Bashkirtseff

Dimanche, 8 mars 1874

Orig

# Dimanche, 8 mars 1874

Maman etc. sont à Monaco

Ayant retardé pour l'église je vais faire un tour avec Dina. J'aime tant sortir le matin quand il n'y a que des gens propres. J'adore les violettes en ce moment et je porte un bouquet de ces fleurs toujours. Il y a trop de monde, tout Nice est dehors, mais peu de beau monde. Woerman m'a saluée et j'ai cru lui répondre, mais Dina assure que je n'ai pas salué. Tant mieux, les façons de ce fou ne me plaisent pas.

Le comte de Lambertye ne me regarde plus et tant mieux. Il y a deux jours encore il s'est tourné avec son sourire, aujourd'hui il eut l'air de ne pas me reconnaître. Je suis curieuse pourquoi. Mais je suis contente car il avait l'air de se moquer. Il alla chez Wittgenstein et il en sortit avec lui. Wittgenstein est beau; j'étais attrapée, je préparais la physionomie froide d'habitude pour souffrir les regards du petit et il ne m'a pas regardée. Je me sentais mal à l'aise.

Nous allâmes (robe brune, chapeau noir, bien ) nous placer à la musique; moi, Dina et Machenka. J'attendais Wittgenstein et Lambertye, mais tout à coup je vis passer, du côté où est le London House, Wittgenstein seul en fiacre, pas seul mais avec un magnifique chien. Lambertye passa à pied vers le landau de la Vigier.

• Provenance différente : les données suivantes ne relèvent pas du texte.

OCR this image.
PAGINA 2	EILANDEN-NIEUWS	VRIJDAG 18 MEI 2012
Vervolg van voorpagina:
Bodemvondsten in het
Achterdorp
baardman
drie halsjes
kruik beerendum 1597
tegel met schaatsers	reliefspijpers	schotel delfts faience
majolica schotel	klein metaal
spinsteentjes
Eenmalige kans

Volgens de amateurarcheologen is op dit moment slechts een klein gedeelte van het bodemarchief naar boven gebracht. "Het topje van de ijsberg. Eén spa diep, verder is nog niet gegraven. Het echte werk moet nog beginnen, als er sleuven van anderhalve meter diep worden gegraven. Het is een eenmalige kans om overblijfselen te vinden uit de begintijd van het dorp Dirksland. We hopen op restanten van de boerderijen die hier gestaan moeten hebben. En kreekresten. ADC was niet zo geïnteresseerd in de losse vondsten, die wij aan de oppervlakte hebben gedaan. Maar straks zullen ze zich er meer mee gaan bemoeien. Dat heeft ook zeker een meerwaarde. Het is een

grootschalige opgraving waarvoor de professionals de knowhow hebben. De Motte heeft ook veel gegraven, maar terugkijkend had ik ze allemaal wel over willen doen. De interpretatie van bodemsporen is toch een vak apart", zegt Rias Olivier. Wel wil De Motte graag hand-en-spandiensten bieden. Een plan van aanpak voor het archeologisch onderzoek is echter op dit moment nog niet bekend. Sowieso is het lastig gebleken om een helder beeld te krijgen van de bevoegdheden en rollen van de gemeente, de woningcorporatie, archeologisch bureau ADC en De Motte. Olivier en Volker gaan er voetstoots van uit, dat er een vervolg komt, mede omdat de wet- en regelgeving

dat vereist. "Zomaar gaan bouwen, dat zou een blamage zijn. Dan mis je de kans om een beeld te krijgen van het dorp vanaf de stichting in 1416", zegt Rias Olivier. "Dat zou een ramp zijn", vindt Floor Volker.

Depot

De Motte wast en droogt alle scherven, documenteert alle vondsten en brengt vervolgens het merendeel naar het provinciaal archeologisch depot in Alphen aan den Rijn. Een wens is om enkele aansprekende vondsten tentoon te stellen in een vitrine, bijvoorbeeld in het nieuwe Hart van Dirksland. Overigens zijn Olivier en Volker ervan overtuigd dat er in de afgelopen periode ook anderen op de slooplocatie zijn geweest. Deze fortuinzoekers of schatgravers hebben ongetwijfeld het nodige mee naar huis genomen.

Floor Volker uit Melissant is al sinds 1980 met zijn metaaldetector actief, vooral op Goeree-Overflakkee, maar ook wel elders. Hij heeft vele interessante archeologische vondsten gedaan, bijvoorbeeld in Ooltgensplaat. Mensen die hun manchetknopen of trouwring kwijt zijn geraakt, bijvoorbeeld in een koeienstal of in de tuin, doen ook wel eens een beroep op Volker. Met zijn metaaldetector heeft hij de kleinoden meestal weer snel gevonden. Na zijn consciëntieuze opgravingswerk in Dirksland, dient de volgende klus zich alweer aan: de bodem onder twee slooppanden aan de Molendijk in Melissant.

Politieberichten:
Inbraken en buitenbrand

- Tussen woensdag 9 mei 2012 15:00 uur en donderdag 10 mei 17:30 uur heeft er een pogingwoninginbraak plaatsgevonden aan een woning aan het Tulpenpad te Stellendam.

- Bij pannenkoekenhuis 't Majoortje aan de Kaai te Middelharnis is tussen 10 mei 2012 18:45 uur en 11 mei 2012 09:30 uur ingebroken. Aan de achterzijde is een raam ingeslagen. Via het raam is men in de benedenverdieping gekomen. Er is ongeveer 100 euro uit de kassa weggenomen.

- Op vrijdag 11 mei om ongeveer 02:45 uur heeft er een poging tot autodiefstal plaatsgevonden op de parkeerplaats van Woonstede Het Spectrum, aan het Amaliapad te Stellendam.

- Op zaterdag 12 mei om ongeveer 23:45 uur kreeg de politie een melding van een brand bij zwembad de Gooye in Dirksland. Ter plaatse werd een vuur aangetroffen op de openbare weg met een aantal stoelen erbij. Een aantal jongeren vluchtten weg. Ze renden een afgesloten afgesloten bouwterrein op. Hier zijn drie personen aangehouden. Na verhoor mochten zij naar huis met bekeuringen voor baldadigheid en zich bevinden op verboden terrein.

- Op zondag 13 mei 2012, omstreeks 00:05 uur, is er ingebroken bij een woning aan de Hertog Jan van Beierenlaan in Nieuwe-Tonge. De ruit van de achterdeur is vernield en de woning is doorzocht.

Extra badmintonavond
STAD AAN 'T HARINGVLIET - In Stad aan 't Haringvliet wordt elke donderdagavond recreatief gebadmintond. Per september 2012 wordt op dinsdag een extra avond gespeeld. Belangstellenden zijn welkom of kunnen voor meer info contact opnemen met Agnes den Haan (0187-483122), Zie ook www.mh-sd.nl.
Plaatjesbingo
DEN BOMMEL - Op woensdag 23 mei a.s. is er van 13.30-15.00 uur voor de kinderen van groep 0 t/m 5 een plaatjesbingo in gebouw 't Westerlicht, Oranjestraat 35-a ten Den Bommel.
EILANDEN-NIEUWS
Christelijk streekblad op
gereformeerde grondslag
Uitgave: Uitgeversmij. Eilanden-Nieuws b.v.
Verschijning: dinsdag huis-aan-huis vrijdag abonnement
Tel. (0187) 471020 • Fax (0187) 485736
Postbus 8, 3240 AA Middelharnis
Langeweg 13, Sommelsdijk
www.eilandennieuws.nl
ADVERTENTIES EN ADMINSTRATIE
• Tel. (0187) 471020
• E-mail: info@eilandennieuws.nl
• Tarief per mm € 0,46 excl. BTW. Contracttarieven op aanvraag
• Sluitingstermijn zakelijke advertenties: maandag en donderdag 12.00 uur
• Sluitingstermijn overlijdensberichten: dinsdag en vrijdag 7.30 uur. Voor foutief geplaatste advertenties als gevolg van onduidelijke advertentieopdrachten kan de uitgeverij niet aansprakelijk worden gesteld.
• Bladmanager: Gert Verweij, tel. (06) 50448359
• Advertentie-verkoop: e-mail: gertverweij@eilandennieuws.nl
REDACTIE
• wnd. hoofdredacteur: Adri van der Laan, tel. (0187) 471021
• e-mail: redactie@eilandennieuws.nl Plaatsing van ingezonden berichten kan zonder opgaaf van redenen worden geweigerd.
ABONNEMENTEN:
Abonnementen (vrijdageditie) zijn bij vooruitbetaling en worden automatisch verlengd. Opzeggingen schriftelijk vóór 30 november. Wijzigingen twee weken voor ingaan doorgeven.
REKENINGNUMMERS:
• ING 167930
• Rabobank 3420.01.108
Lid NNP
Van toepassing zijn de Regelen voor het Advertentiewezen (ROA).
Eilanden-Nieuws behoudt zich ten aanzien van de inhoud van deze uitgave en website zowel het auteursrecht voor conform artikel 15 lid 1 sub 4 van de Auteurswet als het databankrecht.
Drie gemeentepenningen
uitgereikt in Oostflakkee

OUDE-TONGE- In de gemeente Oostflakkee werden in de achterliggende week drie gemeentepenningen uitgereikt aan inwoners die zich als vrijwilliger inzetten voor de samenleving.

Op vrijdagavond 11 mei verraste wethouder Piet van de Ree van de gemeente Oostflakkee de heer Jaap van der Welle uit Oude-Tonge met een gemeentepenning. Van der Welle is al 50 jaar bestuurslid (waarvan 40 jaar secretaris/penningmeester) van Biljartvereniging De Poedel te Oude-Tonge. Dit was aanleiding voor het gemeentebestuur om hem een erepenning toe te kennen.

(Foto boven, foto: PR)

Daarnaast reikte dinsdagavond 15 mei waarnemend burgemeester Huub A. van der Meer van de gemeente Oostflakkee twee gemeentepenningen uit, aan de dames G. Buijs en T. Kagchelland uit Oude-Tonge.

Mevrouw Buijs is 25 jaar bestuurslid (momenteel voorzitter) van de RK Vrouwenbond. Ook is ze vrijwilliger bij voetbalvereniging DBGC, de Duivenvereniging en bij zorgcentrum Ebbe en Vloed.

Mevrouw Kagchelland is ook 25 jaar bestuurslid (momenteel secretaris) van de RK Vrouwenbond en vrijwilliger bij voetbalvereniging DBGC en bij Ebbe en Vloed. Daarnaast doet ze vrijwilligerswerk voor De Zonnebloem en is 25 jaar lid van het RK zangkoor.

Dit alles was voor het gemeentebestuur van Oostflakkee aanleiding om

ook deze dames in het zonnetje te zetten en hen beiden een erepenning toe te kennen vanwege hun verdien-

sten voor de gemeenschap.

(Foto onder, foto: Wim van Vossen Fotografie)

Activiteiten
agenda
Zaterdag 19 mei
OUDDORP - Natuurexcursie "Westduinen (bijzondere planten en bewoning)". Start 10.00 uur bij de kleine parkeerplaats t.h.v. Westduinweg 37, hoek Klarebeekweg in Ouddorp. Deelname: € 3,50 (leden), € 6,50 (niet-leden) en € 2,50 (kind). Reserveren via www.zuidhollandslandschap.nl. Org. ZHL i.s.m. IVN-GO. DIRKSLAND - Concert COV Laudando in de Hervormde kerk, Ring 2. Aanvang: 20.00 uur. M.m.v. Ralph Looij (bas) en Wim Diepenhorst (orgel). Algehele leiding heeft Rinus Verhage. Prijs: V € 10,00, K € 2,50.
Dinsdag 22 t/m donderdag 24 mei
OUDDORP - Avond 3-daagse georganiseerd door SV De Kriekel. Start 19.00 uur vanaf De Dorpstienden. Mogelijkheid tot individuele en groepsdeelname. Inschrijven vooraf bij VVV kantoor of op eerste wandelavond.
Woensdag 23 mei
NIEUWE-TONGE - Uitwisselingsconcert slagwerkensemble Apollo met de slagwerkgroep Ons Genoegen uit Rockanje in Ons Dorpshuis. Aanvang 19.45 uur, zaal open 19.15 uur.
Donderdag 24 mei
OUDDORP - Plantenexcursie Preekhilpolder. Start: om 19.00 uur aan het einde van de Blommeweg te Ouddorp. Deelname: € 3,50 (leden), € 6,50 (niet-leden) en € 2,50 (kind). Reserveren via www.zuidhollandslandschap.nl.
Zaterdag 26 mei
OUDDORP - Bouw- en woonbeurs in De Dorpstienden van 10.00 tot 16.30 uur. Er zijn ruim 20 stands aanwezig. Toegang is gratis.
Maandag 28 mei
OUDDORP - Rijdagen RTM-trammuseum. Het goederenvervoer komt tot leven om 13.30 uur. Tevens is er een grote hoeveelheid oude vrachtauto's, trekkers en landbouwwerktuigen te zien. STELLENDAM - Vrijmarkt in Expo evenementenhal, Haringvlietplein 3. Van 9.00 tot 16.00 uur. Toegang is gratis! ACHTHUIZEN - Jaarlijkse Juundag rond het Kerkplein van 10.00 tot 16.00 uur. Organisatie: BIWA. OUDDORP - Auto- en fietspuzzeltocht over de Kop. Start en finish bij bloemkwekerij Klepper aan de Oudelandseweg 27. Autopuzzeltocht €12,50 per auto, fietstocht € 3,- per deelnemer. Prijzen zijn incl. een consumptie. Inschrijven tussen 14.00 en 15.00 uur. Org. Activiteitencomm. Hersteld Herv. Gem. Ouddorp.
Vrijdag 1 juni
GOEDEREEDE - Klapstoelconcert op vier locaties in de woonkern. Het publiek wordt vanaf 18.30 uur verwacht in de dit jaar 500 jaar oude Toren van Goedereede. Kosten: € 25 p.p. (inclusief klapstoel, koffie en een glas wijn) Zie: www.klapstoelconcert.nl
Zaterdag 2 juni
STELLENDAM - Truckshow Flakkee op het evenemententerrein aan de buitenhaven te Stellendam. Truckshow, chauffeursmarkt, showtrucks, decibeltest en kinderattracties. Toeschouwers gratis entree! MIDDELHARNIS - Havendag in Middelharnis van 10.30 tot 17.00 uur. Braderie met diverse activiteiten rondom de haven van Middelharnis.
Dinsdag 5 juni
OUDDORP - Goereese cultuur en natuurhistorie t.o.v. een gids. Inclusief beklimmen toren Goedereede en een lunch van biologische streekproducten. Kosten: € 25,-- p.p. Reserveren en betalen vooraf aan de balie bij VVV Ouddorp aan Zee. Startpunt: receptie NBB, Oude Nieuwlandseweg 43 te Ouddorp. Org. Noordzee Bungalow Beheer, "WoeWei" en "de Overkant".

Nous nous sommes trop promenées à la Promenade, nous allons chez Rumpelmayer, puis encore à la Promenade sous prétexte de chercher papa. Il y avait moins de monde, l'astre qui donne la lumière etc. brûlait moins et j'étais plus à mon aise.

Nous commençons à nous animer à propos d'un pari entre moi et Dina. Je lui offre deux mille francs pour s'approcher de Lambertye et lui dire: - Monsieur le comte, l'insistance affectueuse avec laquelle vous regardez ma cousine me fait pitié. J'ai bien l'honneur de vous saluer, Monsieur le comte.-

[Dans la marge. Cette phrase est empruntée au fou qui écrit des lettres aux parents de jeunes filles etc.]

Elle accepte, nous étions toutes les trois très exaltées. Mais jamais je n'ai cru qu'elle dirait une pareille chose.

Nous nous amusions jouant la comédie. Car personne ne croyait qu'elle dirait cette folie. Quant à moi pour une extravagance de ce genre je donnerais non seulement deux mille francs mais tout au monde. Je suis folle de ces folies, je serais la parieuse la plus enragée et la plus extravagante. Dina m'a fait rire sans fin. Nous rentrons et le même sujet est continué chez moi avec l'addition d'un pari, qu'elle irait offrir en pleine promenade un bonbon à Audiffret et donner un chapeau tube neuf au petit, à mon Charles, pour celui que je lui ai abîmé si cruellement. Pour ces deux derniers exploits je lui donnais quatre mille. Vers la fin du dîner elle refuse tout, comme je le pensais, disant qu'elle ne veut pas me prendre deux mille.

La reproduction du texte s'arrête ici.